Ultimately, companies will find that many of the processes and controls they already have in place for PCI DSS compliance will also help them on their path to GDPR compliance. However, with that said, it’s important to note that the GDPR goes much further than merely setting requirements for how companies must handle sensitive information or report data breaches. It makes privacy and consent cornerstones in the relationship between a business and its customers by, among other things, requiring informed consent from an individual before an organization can handle their personal data. So, while companies will need to appoint a Data Protection Officer (DPO), assess what data they hold and review the consents they have for that data in order to be GDPR compliant, there should be no need to completely reinvent your approach to data security if you are already PCI DSS compliant.

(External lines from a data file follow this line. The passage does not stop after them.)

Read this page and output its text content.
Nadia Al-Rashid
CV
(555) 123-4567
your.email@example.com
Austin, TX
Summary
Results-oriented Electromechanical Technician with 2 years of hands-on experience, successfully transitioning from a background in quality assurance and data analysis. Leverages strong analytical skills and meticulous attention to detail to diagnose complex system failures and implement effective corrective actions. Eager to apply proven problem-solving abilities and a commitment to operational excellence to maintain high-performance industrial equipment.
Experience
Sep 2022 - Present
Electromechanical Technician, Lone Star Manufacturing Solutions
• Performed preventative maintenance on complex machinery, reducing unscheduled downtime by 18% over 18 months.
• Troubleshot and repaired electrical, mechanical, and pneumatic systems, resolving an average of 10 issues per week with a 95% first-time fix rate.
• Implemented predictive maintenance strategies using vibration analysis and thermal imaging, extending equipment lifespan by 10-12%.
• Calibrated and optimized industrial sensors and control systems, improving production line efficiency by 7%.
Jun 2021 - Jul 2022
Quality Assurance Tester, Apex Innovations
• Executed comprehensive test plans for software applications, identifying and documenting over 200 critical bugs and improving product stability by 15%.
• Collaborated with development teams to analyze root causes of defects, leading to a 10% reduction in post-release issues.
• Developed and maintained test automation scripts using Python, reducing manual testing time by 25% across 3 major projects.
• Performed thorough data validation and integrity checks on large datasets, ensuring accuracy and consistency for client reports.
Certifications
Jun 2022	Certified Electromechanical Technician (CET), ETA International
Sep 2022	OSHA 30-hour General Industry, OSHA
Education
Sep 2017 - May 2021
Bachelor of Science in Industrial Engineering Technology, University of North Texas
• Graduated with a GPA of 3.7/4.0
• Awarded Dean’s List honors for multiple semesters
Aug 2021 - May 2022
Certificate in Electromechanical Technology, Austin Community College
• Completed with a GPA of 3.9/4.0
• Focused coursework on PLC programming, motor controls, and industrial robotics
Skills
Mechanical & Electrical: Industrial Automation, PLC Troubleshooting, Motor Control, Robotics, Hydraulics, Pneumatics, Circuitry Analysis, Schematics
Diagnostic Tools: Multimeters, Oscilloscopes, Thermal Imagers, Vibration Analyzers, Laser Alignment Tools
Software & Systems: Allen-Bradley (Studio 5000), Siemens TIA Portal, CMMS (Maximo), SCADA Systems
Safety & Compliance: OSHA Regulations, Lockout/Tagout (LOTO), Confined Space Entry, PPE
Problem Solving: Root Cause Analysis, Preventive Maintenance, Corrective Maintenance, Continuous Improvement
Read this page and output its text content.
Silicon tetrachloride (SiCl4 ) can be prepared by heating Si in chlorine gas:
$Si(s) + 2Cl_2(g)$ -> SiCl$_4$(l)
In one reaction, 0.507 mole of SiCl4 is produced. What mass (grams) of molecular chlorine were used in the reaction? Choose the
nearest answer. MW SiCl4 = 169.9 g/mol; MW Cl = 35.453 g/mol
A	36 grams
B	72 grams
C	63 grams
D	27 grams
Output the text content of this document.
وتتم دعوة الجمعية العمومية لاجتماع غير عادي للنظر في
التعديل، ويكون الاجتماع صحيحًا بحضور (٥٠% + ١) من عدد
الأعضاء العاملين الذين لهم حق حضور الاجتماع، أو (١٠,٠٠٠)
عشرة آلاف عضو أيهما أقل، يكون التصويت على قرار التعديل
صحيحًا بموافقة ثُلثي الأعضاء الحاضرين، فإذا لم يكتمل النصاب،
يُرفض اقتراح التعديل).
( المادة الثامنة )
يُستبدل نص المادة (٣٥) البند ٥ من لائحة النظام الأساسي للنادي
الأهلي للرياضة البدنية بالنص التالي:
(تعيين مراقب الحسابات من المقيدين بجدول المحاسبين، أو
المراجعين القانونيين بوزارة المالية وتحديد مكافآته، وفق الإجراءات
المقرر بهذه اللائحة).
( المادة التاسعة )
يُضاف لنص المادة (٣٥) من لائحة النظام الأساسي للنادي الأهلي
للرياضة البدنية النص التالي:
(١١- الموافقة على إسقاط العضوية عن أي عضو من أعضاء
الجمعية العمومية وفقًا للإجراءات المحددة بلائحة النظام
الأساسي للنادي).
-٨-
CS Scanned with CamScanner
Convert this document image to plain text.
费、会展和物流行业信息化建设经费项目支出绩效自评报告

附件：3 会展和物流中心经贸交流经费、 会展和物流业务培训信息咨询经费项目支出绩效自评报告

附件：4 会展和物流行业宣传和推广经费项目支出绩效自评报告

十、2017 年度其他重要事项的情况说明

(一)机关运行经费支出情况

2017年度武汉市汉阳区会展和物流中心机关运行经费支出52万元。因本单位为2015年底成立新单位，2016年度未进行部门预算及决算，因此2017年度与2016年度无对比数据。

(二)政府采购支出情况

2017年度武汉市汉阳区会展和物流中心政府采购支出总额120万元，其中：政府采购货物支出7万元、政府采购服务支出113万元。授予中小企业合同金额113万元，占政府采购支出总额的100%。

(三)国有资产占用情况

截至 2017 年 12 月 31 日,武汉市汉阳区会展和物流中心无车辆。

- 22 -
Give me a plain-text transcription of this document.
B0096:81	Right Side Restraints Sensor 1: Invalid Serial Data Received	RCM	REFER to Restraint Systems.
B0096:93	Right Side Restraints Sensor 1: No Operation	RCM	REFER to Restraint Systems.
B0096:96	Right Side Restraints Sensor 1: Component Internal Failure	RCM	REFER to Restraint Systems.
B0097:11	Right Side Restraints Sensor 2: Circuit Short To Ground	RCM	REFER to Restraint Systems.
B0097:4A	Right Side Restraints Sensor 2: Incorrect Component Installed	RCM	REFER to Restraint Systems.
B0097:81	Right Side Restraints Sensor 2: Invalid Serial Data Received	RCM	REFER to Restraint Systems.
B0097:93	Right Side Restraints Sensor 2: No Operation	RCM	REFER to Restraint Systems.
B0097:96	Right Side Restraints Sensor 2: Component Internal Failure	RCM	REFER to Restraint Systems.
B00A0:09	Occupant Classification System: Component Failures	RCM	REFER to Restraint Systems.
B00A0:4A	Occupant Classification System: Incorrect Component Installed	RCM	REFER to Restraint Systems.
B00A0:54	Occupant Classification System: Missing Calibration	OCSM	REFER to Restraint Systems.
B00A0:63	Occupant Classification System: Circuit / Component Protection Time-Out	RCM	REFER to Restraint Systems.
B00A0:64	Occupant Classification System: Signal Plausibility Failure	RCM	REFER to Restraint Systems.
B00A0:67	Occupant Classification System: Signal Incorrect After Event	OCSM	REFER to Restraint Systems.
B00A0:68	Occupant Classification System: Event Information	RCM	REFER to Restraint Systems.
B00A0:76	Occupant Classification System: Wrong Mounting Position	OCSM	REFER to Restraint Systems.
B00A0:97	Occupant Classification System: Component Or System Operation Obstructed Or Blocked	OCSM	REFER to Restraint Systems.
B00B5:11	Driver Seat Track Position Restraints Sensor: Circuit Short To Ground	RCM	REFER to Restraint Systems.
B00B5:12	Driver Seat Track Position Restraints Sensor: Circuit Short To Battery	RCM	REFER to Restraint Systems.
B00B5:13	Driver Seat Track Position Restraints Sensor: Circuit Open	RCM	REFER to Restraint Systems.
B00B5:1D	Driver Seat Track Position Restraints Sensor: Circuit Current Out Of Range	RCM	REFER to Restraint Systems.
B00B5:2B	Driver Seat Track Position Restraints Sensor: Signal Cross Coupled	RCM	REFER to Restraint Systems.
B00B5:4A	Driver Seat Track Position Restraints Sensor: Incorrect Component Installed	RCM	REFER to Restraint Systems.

We will likely see more countries and regions around the globe follow in the EU’s footsteps and pass data privacy regulations similar to the GDPR, so it is beneficial for organizations to adopt the practices necessary for compliance now, even if the GDPR does not currently apply to them. Doing so will lay the foundation for an easier and less costly compliance experience down the road and will help organizations have stronger data security, no matter which new laws and standards arise in the future.